Says Maria Ivanova, director of Yale University’s Global Environmental Governance Project, “geoengineering is the most serious governance concern that we’re going to be facing in the next couple of decades. It’s really about planetary survival.”

Some argue that perhaps there should be a global ban on geoengineering, but thers are keen to see research proceed. After all, says Granger Morgan, director of Carnegie Mellon’s Climate Decision Making Center in Pittsburgh, Pennsylvania, the world at some point may face tough decisions on whether to condone geoengineering, such as if a major state found that it couldn’t feed it’s people because of climate change. “If we haven’t done the research, the international community has to fall back on a moral argument, as opposed to a science-based argument,” says Morgan.
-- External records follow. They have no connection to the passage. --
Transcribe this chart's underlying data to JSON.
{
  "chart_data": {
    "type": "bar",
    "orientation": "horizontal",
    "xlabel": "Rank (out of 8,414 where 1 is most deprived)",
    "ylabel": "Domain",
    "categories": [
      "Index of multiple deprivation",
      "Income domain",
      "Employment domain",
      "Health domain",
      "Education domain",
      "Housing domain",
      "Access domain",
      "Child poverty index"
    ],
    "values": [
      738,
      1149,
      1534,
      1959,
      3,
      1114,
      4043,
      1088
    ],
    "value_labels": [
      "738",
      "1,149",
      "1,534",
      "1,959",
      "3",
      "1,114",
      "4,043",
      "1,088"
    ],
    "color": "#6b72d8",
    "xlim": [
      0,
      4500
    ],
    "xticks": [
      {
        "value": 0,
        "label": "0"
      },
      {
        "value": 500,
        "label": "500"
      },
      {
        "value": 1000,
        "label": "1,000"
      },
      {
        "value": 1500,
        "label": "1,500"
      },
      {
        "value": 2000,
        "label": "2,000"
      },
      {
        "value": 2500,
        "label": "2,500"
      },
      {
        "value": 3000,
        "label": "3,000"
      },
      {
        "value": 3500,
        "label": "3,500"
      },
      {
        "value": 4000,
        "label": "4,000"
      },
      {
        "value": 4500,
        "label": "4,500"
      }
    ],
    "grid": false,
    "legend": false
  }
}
Mason Inman looks at how this research might be regulated and by whom in his feature. Right now, it’s a complex legal labyrinth involving the invocation of all kinds of existing laws from the 1967 Outer Space Treaty to the 1978 Environmental Modification Convention, leading some to call for a global treaty (this was before Copenhagen, of course).

Over on the WSJ’s Environmental Capital, Keith Johnson says that all of the hubbub over geoengineering might just be enough to drive negotiators back around the table, to find some way to govern the geoengineering genie, if not lock it back in the bottle.